Silicon tetrachloride, \(\mathrm{SiCl}_{4}\), involves a central silicon atom bonded to four chlorine atoms. Silicon has four valence electrons and forms four single bonds, achieving a full octet with the shared electrons from chlorine. Hence, \(\mathrm{SiCl}_{4}\) is not electron deficient.

Conclusion

Among the given options, \(\mathrm{BeCl}_{2}\) is the electron-deficient molecule as it does not have a complete octet around the central beryllium atom.

Key concepts

Octet Rule

In chemistry, the octet rule is a principle that atoms tend to form compounds in ways that give them eight valence electrons, equating to the electron configuration of a noble gas. This rule guides the prediction of molecular bonding patterns. Atoms attempt to reach an octet in order to achieve maximum stability, similar to noble gases.
For many elements, especially non-metals, achieving an octet can occur by sharing electrons through chemical bonds. This often results in molecules like water (\(\mathrm{H}_2\mathrm{O}\)) and methane (\(\mathrm{CH}_4\)). However, there are exceptions. Some elements, such as hydrogen, lithium, and beryllium, do not follow this rule strictly due to their inability to accommodate six or more additional electrons.
Electron-deficient molecules, such as \(\mathrm{BeCl}_2\), are unable to fulfill this rule due to their limited number of valence electrons. Despite having fewer electrons than the octet rule prescribes, these molecules can still be stable through other mechanisms, such as forming bonds with lone pair electrons from other atoms.

Chemical Bonding

Chemical bonding refers to the forces holding atoms together in molecules. Understanding these bonds is essential to comprehend molecular structures. The three primary types of chemical bonds are ionic, covalent, and metallic bonds.

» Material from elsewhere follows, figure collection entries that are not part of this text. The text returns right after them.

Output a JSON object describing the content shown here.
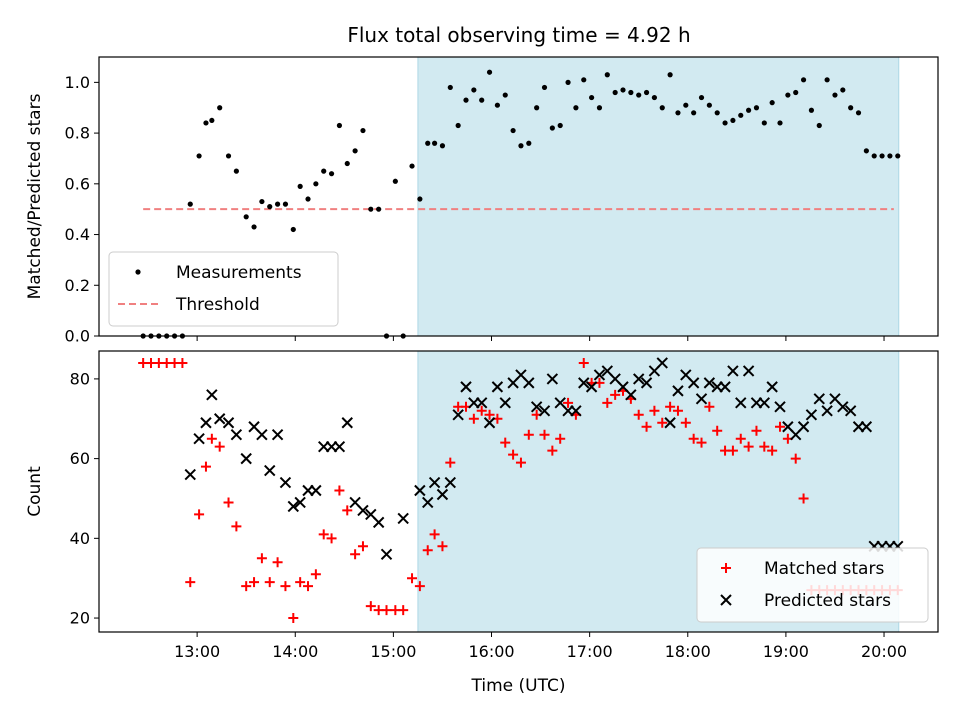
{
  "chart_data": {
    "title": "Flux total observing time = 4.92 h",
    "shaded_span": {
      "x": [
        15.25,
        20.15
      ],
      "color": "#add8e6"
    },
    "panels": [
      {
        "type": "scatter",
        "ylabel": "Matched/Predicted stars",
        "xlim": [
          12.0,
          20.55
        ],
        "ylim": [
          0.0,
          1.1
        ],
        "yticks": [
          0.0,
          0.2,
          0.4,
          0.6,
          0.8,
          1.0
        ],
        "ytick_labels": [
          "0.0",
          "0.2",
          "0.4",
          "0.6",
          "0.8",
          "1.0"
        ],
        "legend_position": "lower-left",
        "threshold": {
          "name": "Threshold",
          "y": 0.5,
          "x": [
            12.45,
            20.1
          ],
          "color": "#f08080"
        },
        "series": [
          {
            "name": "Measurements",
            "marker": "dot",
            "color": "#000000",
            "x": [
              12.45,
              12.53,
              12.61,
              12.69,
              12.77,
              12.85,
              12.93,
              13.02,
              13.09,
              13.15,
              13.23,
              13.32,
              13.4,
              13.5,
              13.58,
              13.66,
              13.74,
              13.82,
              13.9,
              13.98,
              14.05,
              14.13,
              14.21,
              14.29,
              14.37,
              14.45,
              14.53,
              14.61,
              14.69,
              14.77,
              14.85,
              14.93,
              15.02,
              15.1,
              15.19,
              15.27,
              15.35,
              15.42,
              15.5,
              15.58,
              15.66,
              15.74,
              15.82,
              15.9,
              15.98,
              16.06,
              16.14,
              16.22,
              16.3,
              16.38,
              16.46,
              16.54,
              16.62,
              16.7,
              16.78,
              16.86,
              16.94,
              17.02,
              17.1,
              17.18,
              17.26,
              17.34,
              17.42,
              17.5,
              17.58,
              17.66,
              17.74,
              17.82,
              17.9,
              17.98,
              18.06,
              18.14,
              18.22,
              18.3,
              18.38,
              18.46,
              18.54,
              18.62,
              18.7,
              18.78,
              18.86,
              18.94,
              19.02,
              19.1,
              19.18,
              19.26,
              19.34,
              19.42,
              19.5,
              19.58,
              19.66,
              19.74,
              19.82,
              19.9,
              19.98,
              20.06,
              20.14
            ],
            "y": [
              0.0,
              0.0,
              0.0,
              0.0,
              0.0,
              0.0,
              0.52,
              0.71,
              0.84,
              0.85,
              0.9,
              0.71,
              0.65,
              0.47,
              0.43,
              0.53,
              0.51,
              0.52,
              0.52,
              0.42,
              0.59,
              0.54,
              0.6,
              0.65,
              0.64,
              0.83,
              0.68,
              0.73,
              0.81,
              0.5,
              0.5,
              0.0,
              0.61,
              0.0,
              0.67,
              0.54,
              0.76,
              0.76,
              0.75,
              0.98,
              0.83,
              0.93,
              0.97,
              0.93,
              1.04,
              0.91,
              0.95,
              0.81,
              0.75,
              0.76,
              0.9,
              0.98,
              0.82,
              0.83,
              1.0,
              0.9,
              1.01,
              0.94,
              0.9,
              1.03,
              0.96,
              0.97,
              0.96,
              0.95,
              0.96,
              0.94,
              0.9,
              1.03,
              0.88,
              0.91,
              0.88,
              0.94,
              0.91,
              0.88,
              0.84,
              0.85,
              0.87,
              0.89,
              0.9,
              0.84,
              0.92,
              0.84,
              0.95,
              0.96,
              1.01,
              0.89,
              0.83,
              1.01,
              0.95,
              0.97,
              0.9,
              0.88,
              0.73,
              0.71,
              0.71,
              0.71,
              0.71
            ]
          }
        ]
      },
      {
        "type": "scatter",
        "ylabel": "Count",
        "xlabel": "Time (UTC)",
        "xlim": [
          12.0,
          20.55
        ],
        "ylim": [
          16.5,
          87.0
        ],
        "yticks": [
          20,
          40,
          60,
          80
        ],
        "ytick_labels": [
          "20",
          "40",
          "60",
          "80"
        ],
        "xticks": [
          13,
          14,
          15,
          16,
          17,
          18,
          19,
          20
        ],
        "xtick_labels": [
          "13:00",
          "14:00",
          "15:00",
          "16:00",
          "17:00",
          "18:00",
          "19:00",
          "20:00"
        ],
        "legend_position": "lower-right",
        "series": [
          {
            "name": "Matched stars",
            "marker": "plus",
            "color": "#ff0000",
            "x": [
              12.45,
              12.53,
              12.61,
              12.69,
              12.77,
              12.85,
              12.93,
              13.02,
              13.09,
              13.15,
              13.23,
              13.32,
              13.4,
              13.5,
              13.58,
              13.66,
              13.74,
              13.82,
              13.9,
              13.98,
              14.05,
              14.13,
              14.21,
              14.29,
              14.37,
              14.45,
              14.53,
              14.61,
              14.69,
              14.77,
              14.85,
              14.93,
              15.02,
              15.1,
              15.19,
              15.27,
              15.35,
              15.42,
              15.5,
              15.58,
              15.66,
              15.74,
              15.82,
              15.9,
              15.98,
              16.06,
              16.14,
              16.22,
              16.3,
              16.38,
              16.46,
              16.54,
              16.62,
              16.7,
              16.78,
              16.86,
              16.94,
              17.02,
              17.1,
              17.18,
              17.26,
              17.34,
              17.42,
              17.5,
              17.58,
              17.66,
              17.74,
              17.82,
              17.9,
              17.98,
              18.06,
              18.14,
              18.22,
              18.3,
              18.38,
              18.46,
              18.54,
              18.62,
              18.7,
              18.78,
              18.86,
              18.94,
              19.02,
              19.1,
              19.18,
              19.26,
              19.34,
              19.42,
              19.5,
              19.58,
              19.66,
              19.74,
              19.82,
              19.9,
              19.98,
              20.06,
              20.14
            ],
            "y": [
              84,
              84,
              84,
              84,
              84,
              84,
              29,
              46,
              58,
              65,
              63,
              49,
              43,
              28,
              29,
              35,
              29,
              34,
              28,
              20,
              29,
              28,
              31,
              41,
              40,
              52,
              47,
              36,
              38,
              23,
              22,
              22,
              22,
              22,
              30,
              28,
              37,
              41,
              38,
              59,
              73,
              73,
              70,
              72,
              71,
              70,
              64,
              61,
              59,
              66,
              71,
              66,
              62,
              65,
              74,
              71,
              84,
              79,
              79,
              74,
              76,
              77,
              75,
              71,
              68,
              72,
              69,
              73,
              72,
              69,
              65,
              64,
              73,
              67,
              62,
              62,
              65,
              63,
              67,
              63,
              62,
              68,
              65,
              60,
              50,
              27,
              27,
              27,
              27,
              27,
              27,
              27,
              27,
              27,
              27,
              27,
              27
            ]
          },
          {
            "name": "Predicted stars",
            "marker": "x",
            "color": "#000000",
            "x": [
              12.93,
              13.02,
              13.09,
              13.15,
              13.23,
              13.32,
              13.4,
              13.5,
              13.58,
              13.66,
              13.74,
              13.82,
              13.9,
              13.98,
              14.05,
              14.13,
              14.21,
              14.29,
              14.37,
              14.45,
              14.53,
              14.61,
              14.69,
              14.77,
              14.85,
              14.93,
              15.1,
              15.27,
              15.35,
              15.42,
              15.5,
              15.58,
              15.66,
              15.74,
              15.82,
              15.9,
              15.98,
              16.06,
              16.14,
              16.22,
              16.3,
              16.38,
              16.46,
              16.54,
              16.62,
              16.7,
              16.78,
              16.86,
              16.94,
              17.02,
              17.1,
              17.18,
              17.26,
              17.34,
              17.42,
              17.5,
              17.58,
              17.66,
              17.74,
              17.82,
              17.9,
              17.98,
              18.06,
              18.14,
              18.22,
              18.3,
              18.38,
              18.46,
              18.54,
              18.62,
              18.7,
              18.78,
              18.86,
              18.94,
              19.02,
              19.1,
              19.18,
              19.26,
              19.34,
              19.42,
              19.5,
              19.58,
              19.66,
              19.74,
              19.82,
              19.9,
              19.98,
              20.06,
              20.14
            ],
            "y": [
              56,
              65,
              69,
              76,
              70,
              69,
              66,
              60,
              68,
              66,
              57,
              66,
              54,
              48,
              49,
              52,
              52,
              63,
              63,
              63,
              69,
              49,
              47,
              46,
              44,
              36,
              45,
              52,
              49,
              54,
              51,
              54,
              71,
              78,
              74,
              74,
              69,
              78,
              74,
              79,
              81,
              79,
              73,
              72,
              80,
              74,
              72,
              72,
              79,
              78,
              81,
              82,
              80,
              78,
              76,
              80,
              79,
              82,
              84,
              69,
              77,
              81,
              79,
              75,
              79,
              78,
              78,
              82,
              74,
              82,
              74,
              74,
              78,
              73,
              68,
              66,
              68,
              71,
              75,
              72,
              75,
              73,
              72,
              68,
              68,
              38,
              38,
              38,
              38
            ]
          }
        ]
      }
    ]
  }
}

• Ionic bonds occur when electrons are transferred from one atom to another, resulting in a positive ion and a negative ion that attract each other.
• Covalent bonds involve the sharing of electron pairs between atoms. This type of bond is often seen in non-metal elements and is the framework for many organic compounds. Molecules like ammonia (\(\mathrm{NH}_3\)) and water are prime examples.
• Metallic bonds are formed by the attraction between free-floating valence electrons and the positively charged metal ions. This type gives metals their characteristic properties such as conductivity and malleability.

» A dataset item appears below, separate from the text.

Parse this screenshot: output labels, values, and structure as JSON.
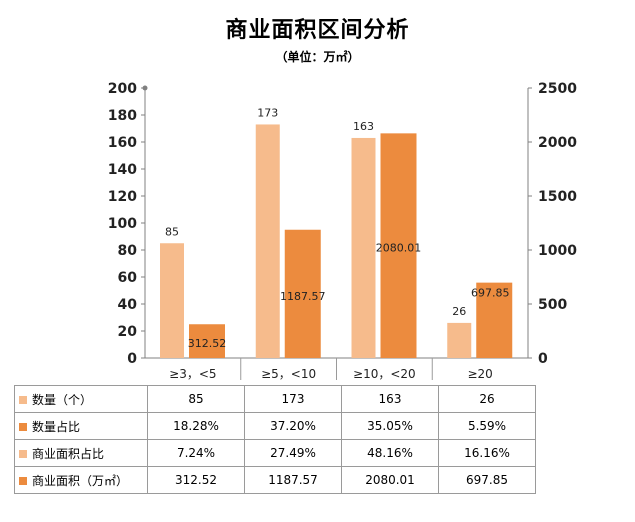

Electron-deficient molecules, such as \(\mathrm{BeCl}_2\), often don't have enough electrons to form full covalent or ionic bonds. This can lead to bonds that are weaker or involve sharing additional electrons in atypical ways.

Molecular Structure

The structure of a molecule significantly influences its properties and reactivity. Molecular structure involves the spatial arrangement of atoms and the bonds between them, providing insights into the molecule's characteristics.
Beryllium chloride (\(\mathrm{BeCl}_2\)) provides a relevant example, as it is linear with beryllium in the center flanked by two chlorine atoms. Here, the lack of a complete octet for beryllium alters its reactive nature and influences its interactions with other molecules.

• The geometry of a molecule is determined by the number and arrangement of its atoms and bonds.
• Coordination numbers indicate how many atoms or ions immediately surround a central atom in a complex or structure, influencing the molecule's stability and reactivity.
• Molecular structures also determine how a molecule interacts with electric fields and how it absorbs and emits light.

By analyzing the molecular structure, chemists can predict physical properties and potential reactivity, aiding in fields such as pharmacology and materials science. Understanding these elements is key to harnessing the potential of complex molecules, even those that seem deficient by octet standards.